La nouvelle exposition temporaire du musée du Louvre-Lens met en lumière, du 25 mars au 20 juillet 2026, les regards portés sur les objets venus d’Orient, du Moyen Âge à nos jours et la manière dont ces œuvres ont été perçues, interprétées et réinterprétées au fil du temps.
Les « orientalismes » y sont envisagés comme des constructions culturelles : ils racontent autant l’Orient que les sociétés européennes qui les ont produits. À travers cette perspective, l’exposition invite à comprendre ces représentations comme des récits évolutifs, faits de transmissions, de transformations et de débats.
Chacun de ces objets – autant de chefs d’œuvre – porte ses histoires et les regards de ceux qui les ont contemplés au fil du temps. Le visiteur est invité à les découvrir autrement, à écouter leurs récits silencieux et à se laisser emporter par leur vie, où se croisent légendes, récits historiques et imaginaires.

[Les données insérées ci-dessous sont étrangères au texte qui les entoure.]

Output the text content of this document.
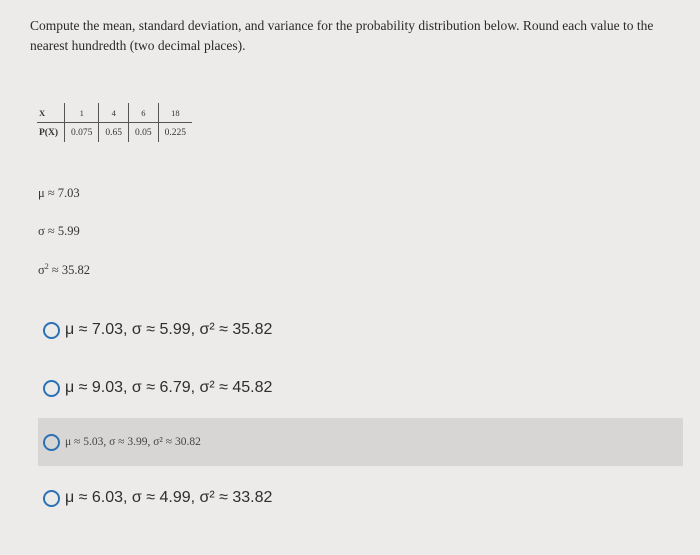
Compute the mean, standard deviation, and variance for the probability distribution below. Round each value to the nearest hundredth (two decimal places).
X	1	4	6	18
P(X)	0.075	0.65	0.05	0.225
μ ≈ 7.03
σ ≈ 5.99
$\sigma^2 \approx 35.82$
μ ≈ 7.03, σ ≈ 5.99, σ² ≈ 35.82
μ ≈ 9.03, σ ≈ 6.79, σ² ≈ 45.82
μ ≈ 5.03, σ ≈ 3.99, σ² ≈ 30.82
μ ≈ 6.03, σ ≈ 4.99, σ² ≈ 33.82
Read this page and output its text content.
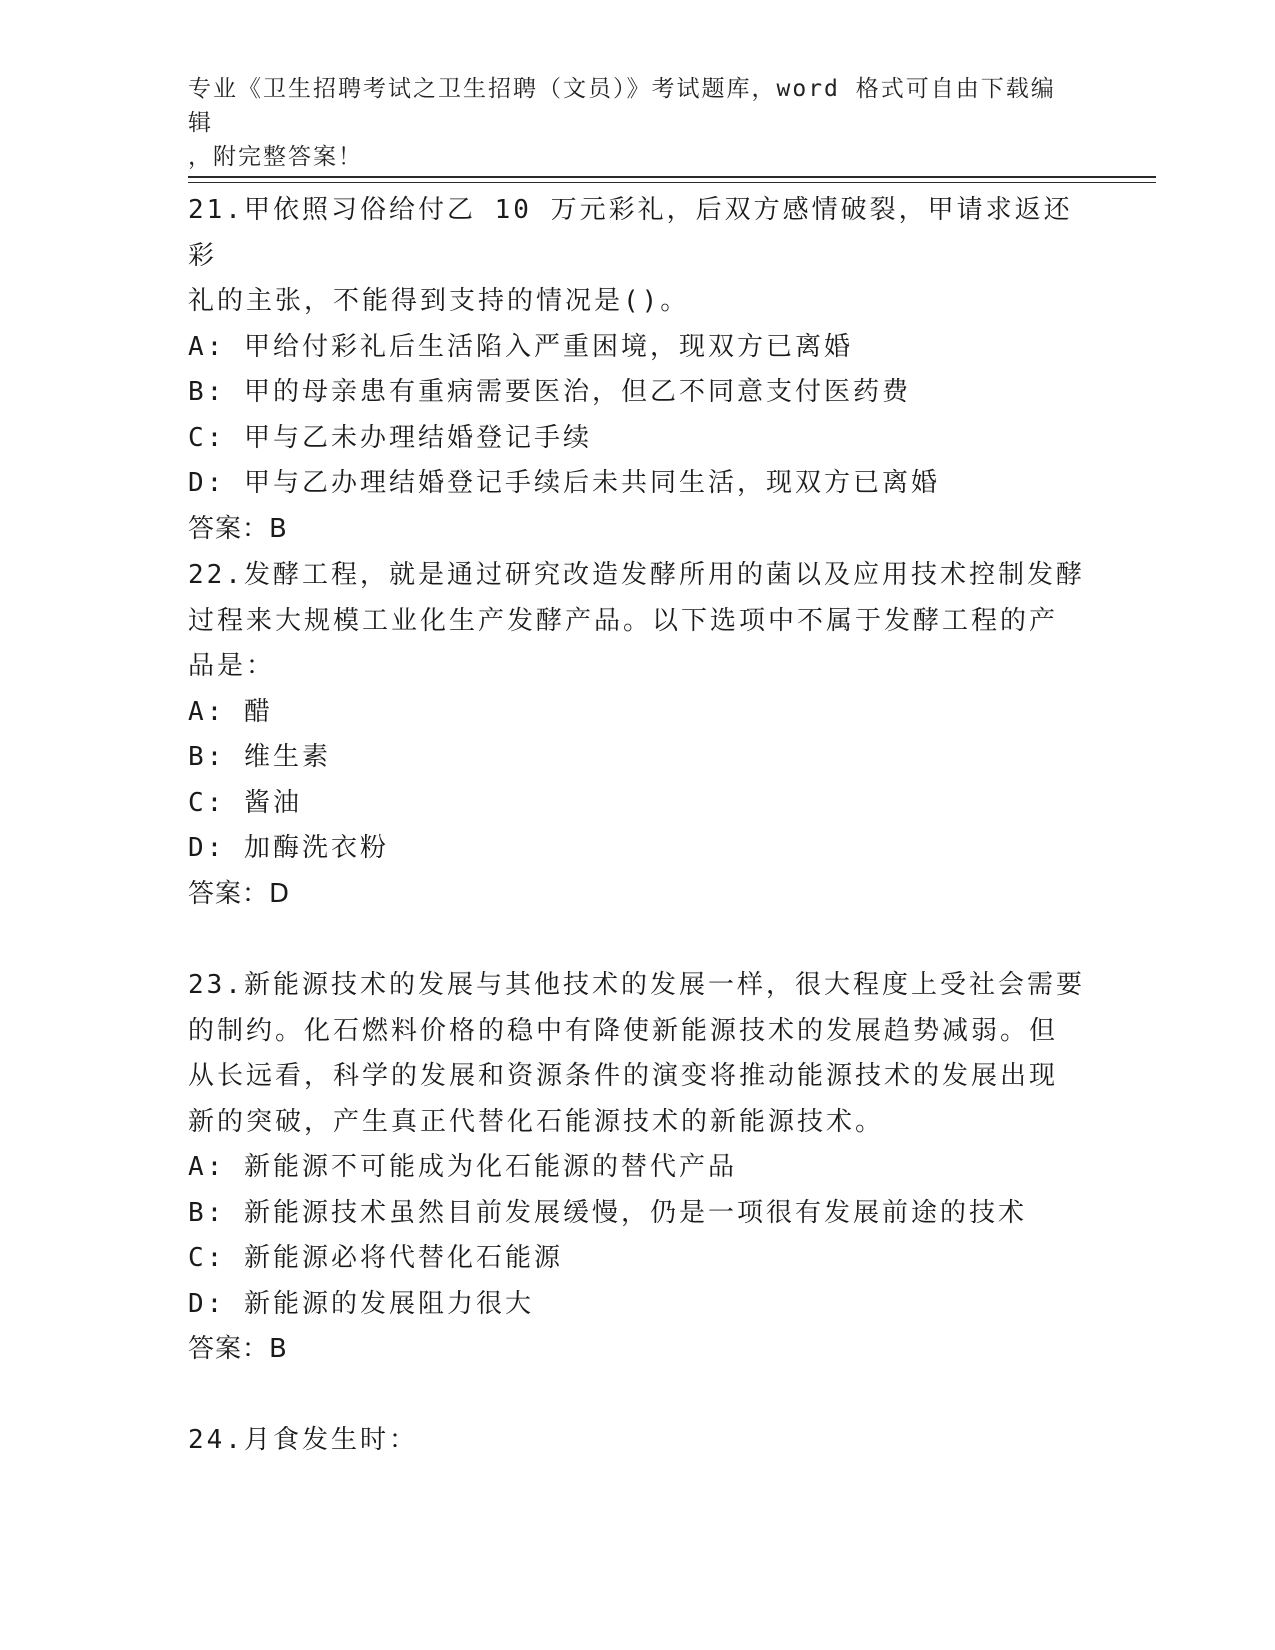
专业《卫生招聘考试之卫生招聘（文员）》考试题库，word 格式可自由下载编辑
，附完整答案！

21.甲依照习俗给付乙 10 万元彩礼，后双方感情破裂，甲请求返还彩

礼的主张，不能得到支持的情况是()。

A: 甲给付彩礼后生活陷入严重困境，现双方已离婚

B: 甲的母亲患有重病需要医治，但乙不同意支付医药费

C: 甲与乙未办理结婚登记手续

D: 甲与乙办理结婚登记手续后未共同生活，现双方已离婚

答案：B

22.发酵工程，就是通过研究改造发酵所用的菌以及应用技术控制发酵

过程来大规模工业化生产发酵产品。以下选项中不属于发酵工程的产

品是：

A: 醋

B: 维生素

C: 酱油

D: 加酶洗衣粉

答案：D

23.新能源技术的发展与其他技术的发展一样，很大程度上受社会需要

的制约。化石燃料价格的稳中有降使新能源技术的发展趋势减弱。但

从长远看，科学的发展和资源条件的演变将推动能源技术的发展出现

新的突破，产生真正代替化石能源技术的新能源技术。

A: 新能源不可能成为化石能源的替代产品

B: 新能源技术虽然目前发展缓慢，仍是一项很有发展前途的技术

C: 新能源必将代替化石能源

D: 新能源的发展阻力很大

答案：B

24.月食发生时：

Malentendus et histoires fausses
De trésors d’église à chefs-d’œuvre de musée, certains objets ont connu des destinées étonnantes, parfois façonnées par des malentendus ou des histoires fausses. La plupart ont voyagé, portés par les échanges commerciaux, les relations diplomatiques, les missions ou encore les souvenirs de voyage. Parmi les trois cents chefs-d’œuvre présentés dans l’exposition, deux d’entre eux, emblématiques, prêtés par le Département des Arts de l’Islam du Louvre, sont d’exception. Notamment, le célèbre baptistère de Saint-Louis, martelé, incrusté d’argent et datant du XIVe siècle. Annabelle Ténèze, directrice du Louvre-Lens et commissaire d’exposition explique que sa beauté et son originalité ont tellement fasciné que l’on a imaginé que ce roi de France du XIIIe siècle y avait reçu le baptême. Forts d’une certitude qui n’aurait pas dû en être une, les rois du XVIIe et XVIIIe siècles s’y sont soumis à leur tour. « Cette œuvre qui vient de Syrie ou d’Égypte est devenue un véritable monument national français ! » s’amuse-t-elle. L’autre prêt exceptionnel du Louvre est « Un animal assez extraordinaire : le lion de Monzon ». En alliage de cuivre, finement ciselé et à la queue articulée, il servait sans doute de fontaine. Daté du Xe ou XIe siècle, il provient probablement d’Espagne. « On croit que l’orientalisme est surtout l’affaire du XIXe siècle, mais il est bien plus ancien ! » souligne Annabelle Ténèze. Dès le Moyen Âge, routes commerciales et échanges entre puissances dessinent un monde en mouvement: les objets traversent les frontières, tissent des liens entre cultures et nourrissent, siècle après siècle, la fascination des regards. Sait-on que Charlemagne et Haroun al-Rashid s’échangeaient déjà des cadeaux?
Ces maîtres inspirés
Les contes des Mille et Une Nuits s’organisent autour de Shéhérazade, lettrée et féministe avant l’heure, qui raconte chaque nuit une nouvelle histoire pour échapper à la mort. Avec elle s’ouvre un imaginaire foisonnant. Au fil des siècles et des réécritures, ces histoires façonnent en profondeur les représentations de l’Orient. Elles nourrissent l’inspiration de nombreux artistes, Rameau, Molière, La Fontaine, Ingres, Delacroix, Matisse... Les œuvres de ces maîtres, inspirées par les Mille et Une Nuits, sont à découvrir dans l’exposition. Tout au long du parcours chronologique, d’autres œuvres, contemporaines, viennent prolonger la réflexion. Des artistes d’aujourd’hui revisitent les influences, et en proposent de nouvelles lectures. Ils questionnent le passé tout en donnant forme au présent. « Ce qui est intéressant, conclut Annabelle Ténèze, est de voir comment ces artistes contemporains, au-delà de la fascination, déconstruisent les clichés et les stéréotypes. C’est à eux d’écrire la suite de l’histoire. »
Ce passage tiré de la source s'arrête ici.